December 11, 2017
“Well. Usually boys don’t wear dresses to preschool,” Rosie admitted carefully. “Or tights.”
“I’m not usually,” said Claude. This, Rosie reflected, even at the time, was true.
I've been going back and forth on whether I wanted to read this for a while. On the one hand, the premise interested me, the critics' reviews have been gushing, and the average GR rating is impressive. On the other hand, the few negative reviews have been calling it words like "sentimental", and even Kirkus begrudgingly admitted that it is "cloying at times". Those are two things that can turn me off a book right away.
But, for whatever reason, This is How It Always Is was the exception to the rule.
Is it sentimental? I mean, sure, maybe... but it was also a deeply emotional reading experience for me, too. Is it sweet, nice, neat? I would argue not. There is much in this book that warmed my heart, but to dismiss its struggles as too easy, too nice and too easily solved is to dismiss the gender dysphoria and violent transphobia as something that is easy.
At its heart, This is How It Always Is is a book about all seven members of the Walsh-Adams family. I love family drama/saga style books so this was right up my alley. They are a loving, hilarious, complex and dysfunctional family, all trying to do right by one another (and screwing up many times along the way). I was utterly charmed.
After four boys, Rosie and Penn are sure their fifth child will be a girl... until Claude arrives. It will be a few more years before they realize that their first predictions weren't exactly wrong. Drawing from her own experiences, the author explores how the family reacts to the realization that Claude (now Poppy) is transgender. Rosie and Penn instinctively try to protect their child by moving to the supposedly more liberal Seattle. However, instead of celebrating who Poppy is, they keep it a secret and urge her brothers to do the same.
Like most secrets, the weight of hiding Poppy bears down on all of them, especially Poppy herself. The characters note the irony that they are hiding the "fake" Poppy, and the real Poppy is the one her schoolmates and neighbours have known all along. Eventually, of course, everything blows up in their faces.
I found it very easy to become absorbed in the story. I became angry at the transphobic and homophobic comments made by kids and adults, and frustrated at the smaller acts of misunderstanding as the Wisconsin teachers tried to accommodate a trans student whilst still enforcing the gender binary:
“Little boys do not wear dresses.” Miss Appleton tried to channel her usual patience. “Little girls wear dresses. If you are a little boy, you can’t wear a dress. If you are a little girl, you have to use the nurse’s bathroom.”
***
“Meaning if he is a girl, he has gender dysphoria, and we will accommodate that.

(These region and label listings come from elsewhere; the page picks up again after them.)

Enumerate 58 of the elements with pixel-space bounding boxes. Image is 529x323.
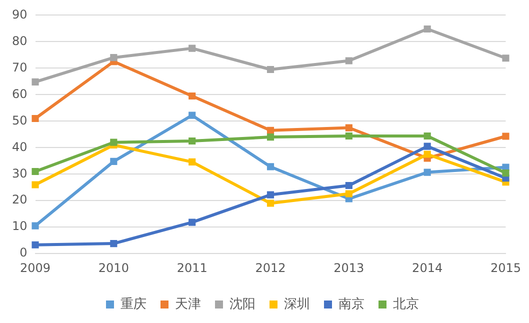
point (345, 182, 352, 190)
point (188, 137, 196, 145)
legend-label: 天津 (175, 296, 201, 312)
point (424, 168, 431, 176)
legend-label: 沈阳 (230, 296, 256, 312)
point (424, 142, 431, 150)
point (188, 92, 196, 100)
y-tick-label: 20 (12, 192, 28, 207)
x-tick-label: 2009 (20, 260, 51, 275)
x-tick-label: 2014 (412, 260, 443, 275)
point (32, 181, 39, 188)
point (345, 132, 352, 140)
y-tick-label: 80 (12, 34, 28, 48)
point (266, 200, 274, 207)
y-tick-label: 0 (20, 246, 28, 260)
x-tick-label: 2013 (334, 260, 364, 275)
point (110, 240, 118, 248)
point (188, 44, 196, 52)
point (266, 191, 274, 198)
point (188, 112, 196, 119)
y-tick-label: 50 (12, 113, 28, 128)
point (345, 190, 352, 198)
point (32, 168, 39, 176)
point (32, 222, 39, 230)
point (32, 78, 39, 86)
x-tick-label: 2012 (255, 260, 286, 275)
point (345, 57, 352, 64)
point (502, 132, 510, 140)
point (424, 150, 431, 158)
y-tick-label: 60 (12, 86, 28, 101)
x-tick-label: 2015 (490, 260, 522, 275)
point (188, 218, 196, 226)
point (266, 134, 274, 141)
point (110, 138, 118, 146)
point (188, 158, 196, 166)
point (266, 66, 274, 74)
point (32, 114, 39, 122)
point (32, 241, 39, 248)
x-tick-label: 2010 (98, 260, 129, 275)
x-tick-label: 2011 (176, 260, 208, 275)
point (502, 170, 510, 177)
y-tick-label: 10 (12, 219, 28, 234)
point (110, 158, 118, 165)
y-tick-label: 40 (12, 140, 28, 154)
point (502, 54, 510, 62)
y-tick-label: 30 (12, 166, 28, 180)
point (266, 163, 274, 170)
y-tick-label: 70 (12, 60, 28, 74)
point (424, 25, 431, 33)
point (266, 126, 274, 134)
y-tick-label: 90 (12, 7, 28, 22)
legend-label: 重庆 (120, 296, 146, 312)
point (110, 54, 118, 62)
legend-label: 北京 (393, 296, 419, 312)
point (345, 124, 352, 132)
legend-label: 深圳 (284, 296, 310, 312)
point (424, 132, 431, 140)
legend-label: 南京 (338, 296, 364, 312)
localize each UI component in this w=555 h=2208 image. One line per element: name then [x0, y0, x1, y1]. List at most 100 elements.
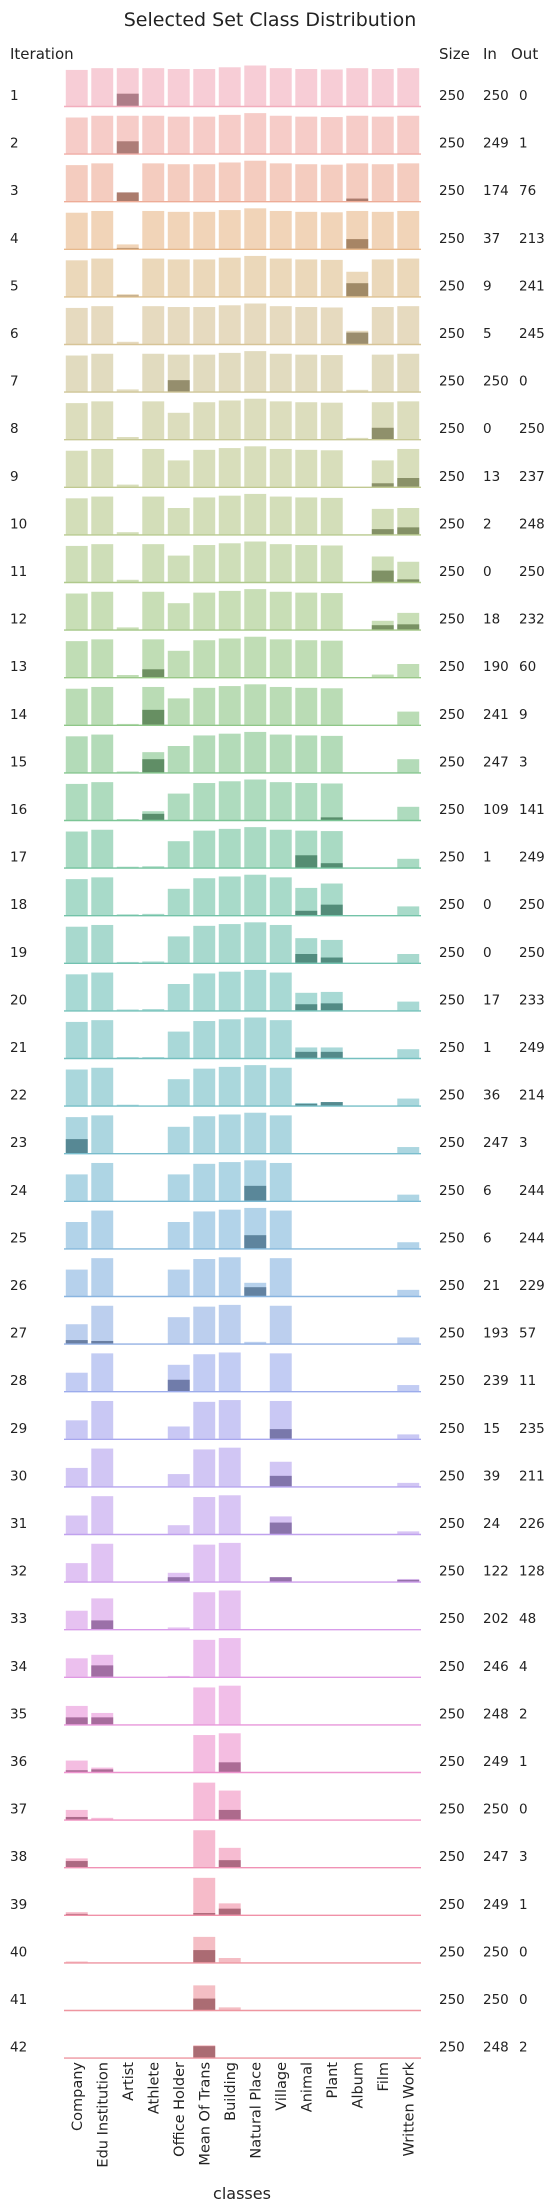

If he just wants to wear a dress, he is being disruptive and must wear normal clothes.”
Frankel highlights an ongoing problem in which schools try to recognize trans students but still demand they check one box or another, and adopt the expected characteristics of the selected "male" or "female". The ultimate issue is about more than accepting someone with XY chromosomes as a girl; it is also about being able to accept someone with facial hair and a deep voice as a girl, or as both a girl and boy, or as neither.
“This is a medical issue, but mostly it’s a cultural issue. It’s a social issue and an emotional issue and a family dynamic issue and a community issue. Maybe we need to medically intervene so Poppy doesn’t grow a beard. Or maybe the world needs to learn to love a person with a beard who goes by ‘she’ and wears a skirt.”
This is How It Always Is is an emotive read, but it also explores a lot of practical issues. Like the decisions parents can and cannot, should and should not, make for trans kids. Or kids in general. Throughout, Penn keeps up a long-running fairytale of Grumwald and Stephanie, painting in some rather obvious messages and parallels for his kids, which I suppose is what some would consider "sickly sweet" but hell, if he isn't the best dad ever.
I loved them all. I loved Rosie and her scientist's logic as a way of dealing with problems. I loved Penn and his sweet romanticism and hopefulness. I loved messed-up Roo and all his mistakes. I loved precocious Ben and how much he cares for Poppy. I loved the goofy twins who offered so much light and cheer in this book. And I loved Poppy. Of course I loved Poppy.